Plasma quantification of leptin and ubiquitin in patients with advanced non-small cell lung cancer: Correlation with progression and nutritional status

Abstract

20618 Background: Tumour cachexia is a complex syndrome characterized by a progressive weight loss. Ubiquitin and leptin are important mediators of protein and lipid turnover in muscle and adipose tissue. The objective of this study was to investigate the usefulness of plasma measurements of leptin and ubiquitin as prognostic marker of cachexia in advanced non-small cell lung cancer (NSCLC) patients. Methods: The cohort consisted in 50 patients with advanced NSCLC that received first-line therapy with platinum combinations. Patients received a median of 6 chemotherapy cycles and none nutritional supplementations.
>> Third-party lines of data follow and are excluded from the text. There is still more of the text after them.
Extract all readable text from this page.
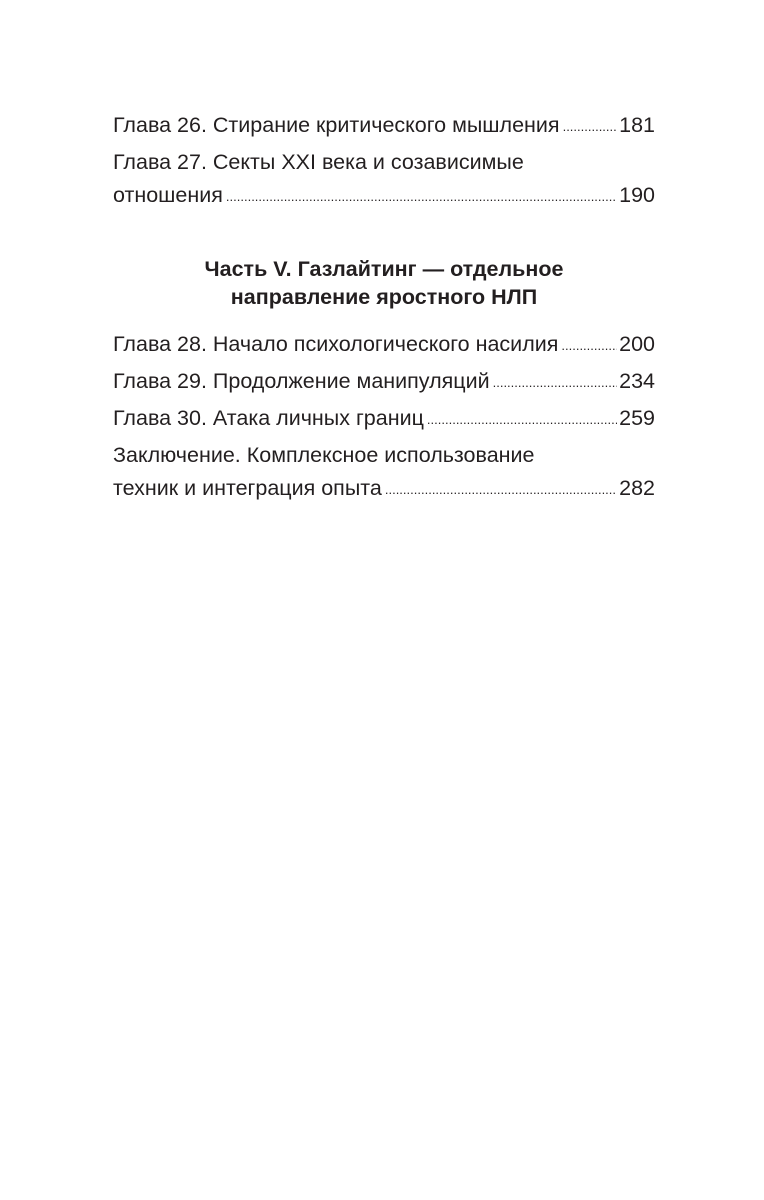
Глава 26. Стирание критического мышления .....	181
Глава 27. Секты XXI века и созависимые
отношения .....	190
Часть V. Газлайтинг — отдельное
направление яростного НЛП
Глава 28. Начало психологического насилия .....	200
Глава 29. Продолжение манипуляций .....	234
Глава 30. Атака личных границ .....	259
Заключение. Комплексное использование
техник и интеграция опыта .....	282
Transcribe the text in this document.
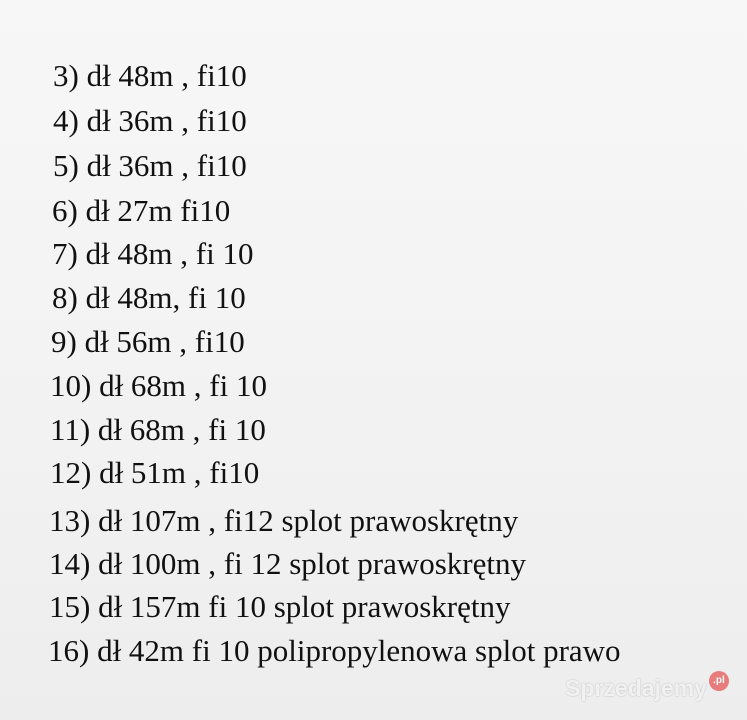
3) dł 48m , fi10
4) dł 36m , fi10
5) dł 36m , fi10
6) dł 27m fi10
7) dł 48m , fi 10
8) dł 48m, fi 10
9) dł 56m , fi10
10) dł 68m , fi 10
11) dł 68m , fi 10
12) dł 51m , fi10
13) dł 107m , fi12 splot prawoskrętny
14) dł 100m , fi 12 splot prawoskrętny
15) dł 157m fi 10 splot prawoskrętny
16) dł 42m fi 10 polipropylenowa splot prawo
Sprzedajemy .pl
Concentration levels of leptin and ubiquitin were determined in plasma by a sandwich quantitative ELISA in the baseline, before therapy. In parallel were analysed 70 age-matched controls. Results: Median age was 61, range [20–78], 74% males, 37% stage IIIB and 63% IV and 86% PS 0–1. The histological subtypes were: 34% squamous cell carcinoma, 34% adenocarcinoma, 26% undifferentiated. Median leptin and ubiquitin levels differ significantly between controls and patients: leptin 14.479 vs 3.735 pg/ml (p=0.035) and ubiquitin 0.0686 vs 0.0294 AUs (p=0.018). Median leptin levels were higher in women 15.334 vs 3.160 pg/ml (p=0.002). Leptin and ubiquitin levels increased with the number of chemotherapy cycles but were only significant for leptin (p=0.044). There were not differences in basal or sequential levels of leptin and ubiquitin if we divided the cohort in patients with or without anorexia. Splitting the cohort in two groups attending to median levels of leptin and ubiquitin TTP and OS curves were not significantly different. Leptin and ubiquitin levels are not correlated with other clinical or anthropometrical variables. Conclusions: Leptin and ubiquitin levels are significabtly different between controls and patients but there is not a correlation between patient’s clinical characteristics and plasma levels of these cachexia mediators. No significant financial relationships to disclose.